Great God Pan was not, during its finest years, a music fanzine. It had started as one, more or less, but by the time they really got rolling in the mid/late-1990s, it had morphed into the “The Journal of Californiana”, funded by ads from indie record labels who probably still thought they were promoting their wares in a music publication, and not one devoted to unpacking California and western lore in an exploratory, often tongue-in-cheek manner. Sure, Great God Pan still had record reviews at the end of each issue, but this had never been the draw, and, later, may have been a sop to keep that ad revenue flowing in.
The fanzine, if it can be called that, is among my highest-order “keepers”, especially the ones that ran from about #9-14. These were full of outstanding writing and a sense that GGP had almost fully evolved into an erudite and still down-to-earth essay journal from its garage-rock fanzine roots. The final one was basically a book about editor Mark Sundeen’s travels in the Utah/Nevada desert. During the pandemic, I read every one of the ones that I owned cover to cover, which resulted in this short piece in my own Dynamite Hemorrhage #9 fanzine.

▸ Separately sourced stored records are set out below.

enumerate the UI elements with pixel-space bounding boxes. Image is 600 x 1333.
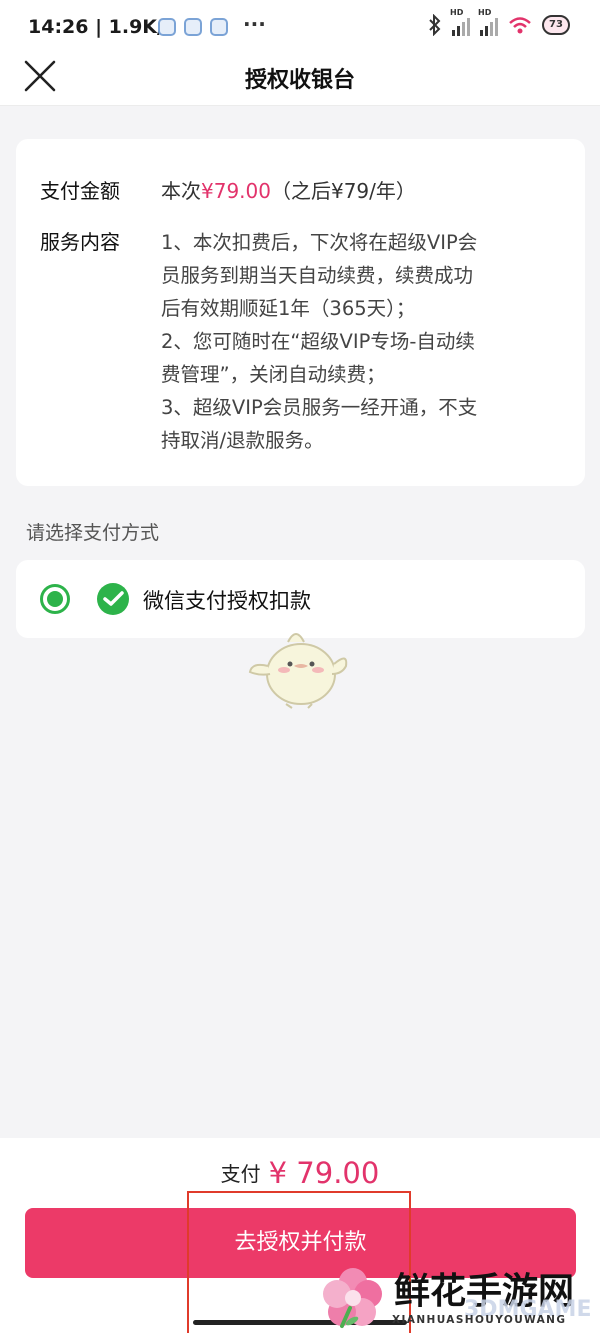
radio-dot [47,591,63,607]
signal-icon: HD [450,8,470,36]
service-line: 3、超级VIP会员服务一经开通，不支 [161,396,478,419]
signal-hd-label: HD [478,8,492,17]
signal-icon: HD [478,8,498,36]
amount-prefix: 本次 [161,179,201,203]
service-label: 服务内容 [40,230,120,254]
app-notification-icon [158,18,176,36]
battery-icon: 73 [542,15,570,35]
pay-total-amount: ¥ 79.00 [268,1156,380,1190]
watermark-subtitle: XIANHUASHOUYOUWANG [392,1314,567,1326]
amount-value: 本次¥79.00（之后¥79/年） [161,175,416,204]
wechat-pay-icon [97,583,129,615]
order-info-card: 支付金额 本次¥79.00（之后¥79/年） 服务内容 1、本次扣费后，下次将在… [16,139,585,486]
site-watermark: 鲜花手游网 3DMGAME XIANHUASHOUYOUWANG [318,1262,600,1333]
status-app-icons [158,18,228,36]
app-notification-icon [184,18,202,36]
payment-method-label: 微信支付授权扣款 [143,589,311,613]
service-line: 1、本次扣费后，下次将在超级VIP会 [161,231,478,254]
amount-label: 支付金额 [40,179,120,203]
signal-hd-label: HD [450,8,464,17]
top-area: 14:26 | 1.9K/s ··· HD HD 73 授权收银台 [0,0,600,106]
amount-suffix: （之后¥79/年） [270,179,416,203]
payment-radio-selected[interactable] [40,584,70,614]
service-line: 费管理”，关闭自动续费； [161,363,386,386]
page-title: 授权收银台 [244,68,355,93]
wifi-icon [509,17,531,34]
header-divider [0,105,600,106]
flower-logo-icon [323,1268,382,1328]
payment-section-label: 请选择支付方式 [26,522,160,544]
amount-price: ¥79.00 [201,179,271,203]
service-line: 持取消/退款服务。 [161,429,324,452]
status-time: 14:26 | 1.9K/s [28,16,176,38]
pay-total-label: 支付 [220,1162,261,1186]
service-line: 员服务到期当天自动续费，续费成功 [161,264,474,287]
bluetooth-icon [429,14,441,36]
service-line: 后有效期顺延1年（365天）； [161,297,416,320]
status-more-icon: ··· [243,12,266,36]
header: 授权收银台 [0,48,600,104]
service-line: 2、您可随时在“超级VIP专场-自动续 [161,330,475,353]
app-notification-icon [210,18,228,36]
mascot-watermark-icon [248,633,348,709]
status-indicators: HD HD 73 [428,8,570,36]
pay-total: 支付 ¥ 79.00 [0,1156,600,1190]
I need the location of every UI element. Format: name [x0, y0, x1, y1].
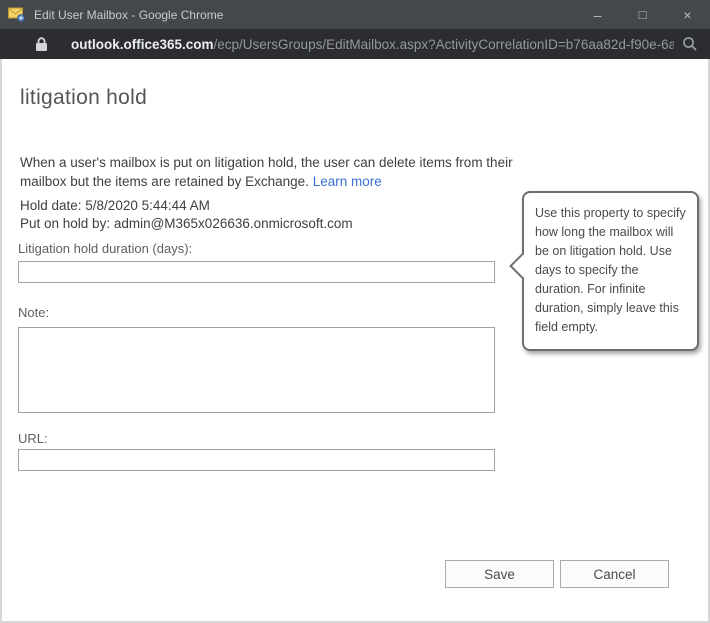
tooltip-arrow — [509, 253, 535, 279]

Great God Pan #9 sees them in full evolutionary mode. The record reviews are there, as is Part One of a piece with various contemporaneous fanzine recollections of The Misfits’ early 80s visits to Southern California, along with one from Chris O’Connor talking about buying Horror Business and the Government Issue Legless Bull records at Zed in 1980. These, once again, prove just what a horrible, egotistical, misanthropic little braggart Glenn Danzig was back then. Raymond Pettibon, forever associated, mostly against his will, with punk rock music, gets a great interview feature as well in this issue, with the questions asked and associated essay written by Tom Watson, formerly of the band Slovenly.
There’s a multi-page section at the front of Great God Pan #9 that’s full of wacky modern tales from California, almost like a “police blotter” of items from local newspapers anytime from the 1880s to the 1920s, written in a droll, I-can’t-believe-these-fucking-people tongue. This is of a piece with Sarah Taylor’s well-written “Soiled Doves: Prostitution & The Gold Rush” bit of important historical fodder, which even has photos of some San Francisco “parlor girls” of the 1850s. Excerpt:
“In May of 1850, the Alta California, a San Francisco newspaper, announced with approval the arrival of ‘fifty or sixty’ young women. ‘The bay was dotted by flotillas of young men, on the announcement of this extraordinary importation’, the paper reported. Earlier that year, two hundred girls had sailed into the bay on a ship from Sydney, Australia. Another city newspaper, The Transcript, described the eager San Franciscans rowing out into the bay to greet the women. What were they doing? ‘Trying to engage housekeepers’, the paper said, with more than a hint of irony”.
Of special note to me is the “Our Lady of the Angels: Southern California in Print” piece. This might be where I discovered the novels of John Fante, every one of which I’ve devoured in the subsequent years (although I also remember Jon Behar buying me one – Ask the Dust, still my favorite, so good I’ve read it twice, something I almost never do with books). This piece and my engendered Fante mania also set me onto obsessions with the Bunker Hill neighborhood; the Angel’s Flight funicular; LA-set film noir of the 40s/50s; Dan Fante, John’s son; James M. Cain and virtually anything else related to the dark LA underworld of the times. These were the sort of jumping-off articles that made Great God Pan so valuable. These guys (and their contributors) weren’t just dilettantes, either – they did their own primary research; they camped in out-of-the-way locales to gather the best story, and they seemed very content to push it all onto the page without any real thought to any remuneration beyond what it might take to publish another issue. If any 90s magazine is ripe for a book-length compendium, it’s this one.